Malgré tout cela, Washington ne se retirera pas de notre région même s’il le désire. Washington se positionne à l’heure actuelle à mi-chemin. En d’autres termes, il est incapable de renoncer au Moyen-Orient, mais simultanément, il n’est plus en mesure d’assumer le coût de son hégémonie.
Les adversaires des Etats-Unis comprennent très bien que les intérêts de Washington dans la région ne sont plus les mêmes. La détermination de Washington a été soumise à l’épreuve trois fois ces quelques dernières années, et à chaque fois, un échec lui était infligé. Ainsi il a décidé de faire marche arrière au lieu d’assumer le coût de l’escalade.
En 2013, l’ancien président Barack Obama était revenu sur sa menace de sanctionner le régime au pouvoir à Damas s’il utilisait des armes chimiques. Obama avait tracé une ligne rouge et Assad l’avait échappé belle. La crédibilité de l’oppression américaine a alors été sapée. Plus tard, en 2019, des installations pétrolières avaient été la cible d’attaques aériennes. Les enquêtes ont affirmé la responsabilité de l’Iran dans ces attaques. Le monde entier a retenu son souffle pour voir la rétorsion américaine. Mais, il n'en fut rien. Les Etats-Unis n’ont pas frappé les lieux où étaient implantés les missiles ou bien les installations pétrolières iraniennes. Même si un an après, le général iranien Qassem Soleimani a été tué, les infrastructures militaires de l’Iran n’ont pas été touchées.
L’Oncle Sam désire alléger ses engagements au Moyen-Orient, non seulement à cause du changement des priorités de son pays, mais aussi pour d’autres raisons : c’est à partir du Moyen-Orient que l’Amérique a reçu les coups les plus douloureux depuis qu’elle a attaqué Pearl Harbor au Japon.
Les Américains n’ont jamais compris pourquoi ces 19 terroristes sont venus de leur pays lointain pour détruire les tours du World Trade Center à New York et se sont demandé pourquoi ces gens les détestaient.
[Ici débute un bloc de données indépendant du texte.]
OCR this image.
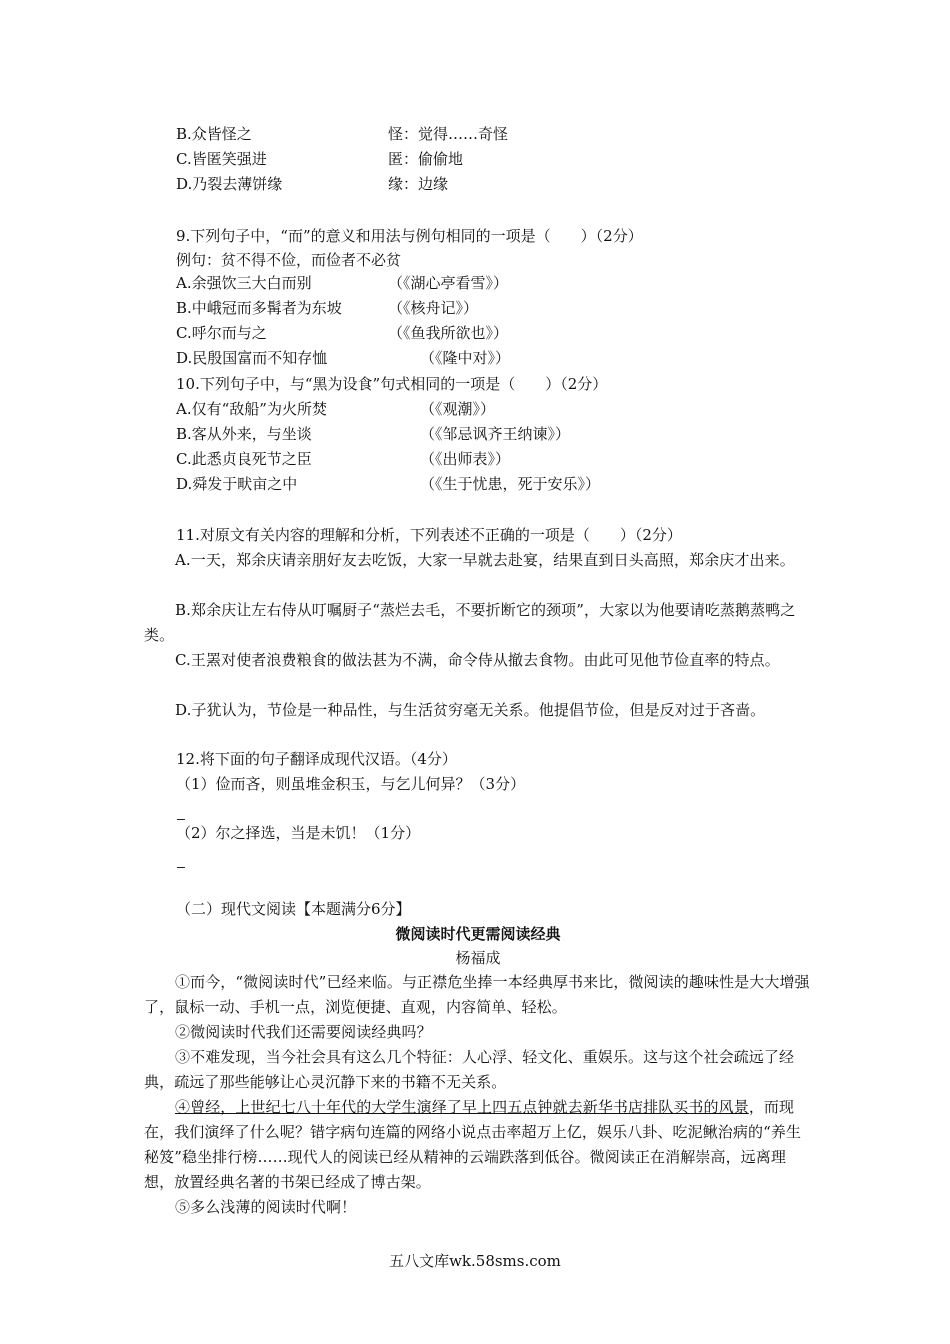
B.众皆怪之	怪：觉得……奇怪
C.皆匿笑强进	匿：偷偷地
D.乃裂去薄饼缘	缘：边缘
9.下列句子中，“而”的意义和用法与例句相同的一项是（　　）（2分）
例句：贫不得不俭，而俭者不必贫
A.余强饮三大白而别	（《湖心亭看雪》）
B.中峨冠而多髯者为东坡	（《核舟记》）
C.呼尔而与之	（《鱼我所欲也》）
D.民殷国富而不知存恤	（《隆中对》）
10.下列句子中，与“黑为设食”句式相同的一项是（　　）（2分）
A.仅有“敌船”为火所焚	（《观潮》）
B.客从外来，与坐谈	（《邹忌讽齐王纳谏》）
C.此悉贞良死节之臣	（《出师表》）
D.舜发于畎亩之中	（《生于忧患，死于安乐》）
11.对原文有关内容的理解和分析，下列表述不正确的一项是（　　）（2分）
A.一天，郑余庆请亲朋好友去吃饭，大家一早就去赴宴，结果直到日头高照，郑余庆才出来。
B.郑余庆让左右侍从叮嘱厨子“蒸烂去毛，不要折断它的颈项”，大家以为他要请吃蒸鹅蒸鸭之类。
C.王罴对使者浪费粮食的做法甚为不满，命令侍从撤去食物。由此可见他节俭直率的特点。
D.子犹认为，节俭是一种品性，与生活贫穷毫无关系。他提倡节俭，但是反对过于吝啬。
12.将下面的句子翻译成现代汉语。（4分）
（1）俭而吝，则虽堆金积玉，与乞儿何异？（3分）
（2）尔之择选，当是未饥！（1分）
（二）现代文阅读【本题满分6分】
微阅读时代更需阅读经典
杨福成
①而今，“微阅读时代”已经来临。与正襟危坐捧一本经典厚书来比，微阅读的趣味性是大大增强了，鼠标一动、手机一点，浏览便捷、直观，内容简单、轻松。
②微阅读时代我们还需要阅读经典吗？
③不难发现，当今社会具有这么几个特征：人心浮、轻文化、重娱乐。这与这个社会疏远了经典，疏远了那些能够让心灵沉静下来的书籍不无关系。
④曾经，上世纪七八十年代的大学生演绎了早上四五点钟就去新华书店排队买书的风景，而现在，我们演绎了什么呢？错字病句连篇的网络小说点击率超万上亿，娱乐八卦、吃泥鳅治病的“养生秘笈”稳坐排行榜……现代人的阅读已经从精神的云端跌落到低谷。微阅读正在消解崇高，远离理想，放置经典名著的书架已经成了博古架。
⑤多么浅薄的阅读时代啊！
五八文库wk.58sms.com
Tout au long de la décennie qui a suivi ce fâcheux événement, les Américains ont mené la guerre en guise de rétorsion à ce terrorisme. Les Etats-Unis ont dépensé des fonds énormes dans les guerres du Moyen-Orient et de nombreux soldats ont trouvé la mort. Mais le bilan était nul parce que Washington menait les guerres erronées et tentait de réaliser des objectifs que l’arsenal militaire américain énorme ne pouvait réaliser. L’armée américaine peut tuer des Afghans et détruire des villes iraqiennes. Mais, elle n’a pas pu transformer l’Afghanistan en une démocratie libérale ou faire de l’Iraq un modèle de liberté.
Dans le passé, la Grande-Bretagne s’était retirée du Moyen-Orient ; pourquoi donc les Etats-Unis ne font pas de même ? Il fut un temps où la Grande-Bretagne avait une hégémonie sur la plupart des pays de la région depuis le Golfe, en passant par l’Iraq et Aden et jusqu’à l’Egypte. Mais, à un moment donné, les Anglais ont décidé de mettre un terme à cette présence.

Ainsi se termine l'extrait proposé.